Like all the aborigines of America, they cling with tenacity to primeval habits and customs, resisting every attempt made by the white population, to make or persuade them to conform to civilized life. The ill-usage they have been subjected to by the Americans, may, however, account for this in a great measure. They were described to me by one of the residents as a dissipated set of fellows, who squandered all they got in "fire-water," as they term ardent spirits, and when inebriated are so quarrelsome that it is dangerous in the highest degree to irritate them.

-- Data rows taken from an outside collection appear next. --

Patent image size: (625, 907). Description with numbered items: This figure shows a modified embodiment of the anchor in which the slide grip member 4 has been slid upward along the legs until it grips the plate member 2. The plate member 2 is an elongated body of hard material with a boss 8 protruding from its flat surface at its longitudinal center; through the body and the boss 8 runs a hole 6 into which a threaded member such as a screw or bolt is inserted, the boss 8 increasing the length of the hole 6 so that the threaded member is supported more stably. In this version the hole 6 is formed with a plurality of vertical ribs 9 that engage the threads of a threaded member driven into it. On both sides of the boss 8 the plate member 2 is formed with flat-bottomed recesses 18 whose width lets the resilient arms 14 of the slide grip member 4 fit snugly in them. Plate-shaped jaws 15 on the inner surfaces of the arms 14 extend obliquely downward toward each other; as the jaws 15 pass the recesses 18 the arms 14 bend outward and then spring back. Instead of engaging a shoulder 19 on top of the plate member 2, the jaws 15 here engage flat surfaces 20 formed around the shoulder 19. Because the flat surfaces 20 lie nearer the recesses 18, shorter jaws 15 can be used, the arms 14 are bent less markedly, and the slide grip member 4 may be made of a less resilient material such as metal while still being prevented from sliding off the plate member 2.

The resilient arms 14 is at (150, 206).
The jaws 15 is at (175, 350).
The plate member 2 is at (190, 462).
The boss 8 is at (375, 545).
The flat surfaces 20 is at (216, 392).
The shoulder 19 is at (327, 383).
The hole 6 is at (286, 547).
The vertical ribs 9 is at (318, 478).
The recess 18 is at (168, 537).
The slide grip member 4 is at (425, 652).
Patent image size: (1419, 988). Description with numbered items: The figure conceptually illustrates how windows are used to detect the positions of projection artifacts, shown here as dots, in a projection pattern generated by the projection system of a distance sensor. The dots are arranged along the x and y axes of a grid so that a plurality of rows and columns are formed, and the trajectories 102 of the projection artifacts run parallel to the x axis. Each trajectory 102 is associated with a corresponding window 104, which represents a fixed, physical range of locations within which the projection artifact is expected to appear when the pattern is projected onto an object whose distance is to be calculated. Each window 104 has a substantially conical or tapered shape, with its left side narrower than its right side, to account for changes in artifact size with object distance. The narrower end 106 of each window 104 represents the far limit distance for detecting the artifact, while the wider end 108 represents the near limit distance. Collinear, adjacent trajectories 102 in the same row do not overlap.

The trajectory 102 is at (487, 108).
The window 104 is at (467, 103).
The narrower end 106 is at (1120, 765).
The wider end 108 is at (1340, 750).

Not very long after I arrived, a circumstance occurred that threatened most fearful consequences. The Indians whom I have before referred to were in the frequent habit, when they came to the city, to dispose of their produce (for many of them followed husbandry) of getting so tipsy, that there was continual danger of bloodshed; their natural animosity on such occasions being roused with fearful vehemence, so that the authorities were compelled to adopt some steps to remedy the evil. It was no uncommon occurrence to see an Indian waggon by the road-side, with its pair of horses sans driver, who might have been found either drunk or quarreling at the other end of the city. And although the horses were always impounded, and a fine inflicted, still the nuisance continued without abatement, in fact, was rather on the increase. The new Mayor, being a man more alive than his predecessor to this evil, caused a regulation to be passed by the Civic Council, that any Indian found so far the worse for liquor in the streets of Buffalo as to be incapable of taking care of himself, should be punished by being made to work on the high roads for a short period, with an iron ball and chain attached to his leg. When this law was promulgated, there was a strong impression that the Indians would show resistance. This was soon found to be a correct view of the case, for not a week had elapsed before two warriors were brought before the Mayor, and sentenced to ten days' probation at road-mending, in pursuance of the decree. They had, however, only been at work two days in the upper part of Maine-street, in charge of two constables, when a large body of their fraternity, armed cap-a-pié, entered the city, and, with horrid yells and brandished tomahawks, rescued the culprits, knocked off their chains, and carried them in triumph to the Indian village, amidst fearful threats of fire and blood. As this attack was unexpected, no resistance was offered; and although there was much discussion afterwards, about the laws being vindicated and an example being made, the matter, from motives, no doubt, of public safety, was allowed to drop, and for the future the red men had it all their own way, although there were certainly signs of amendment, and the evil decreased to a very great extent. The Indian maxim being, "Firm in friendship but ruthless in war," there is little doubt that the course pursued on this occasion by the city authorities, was the best under such circumstances.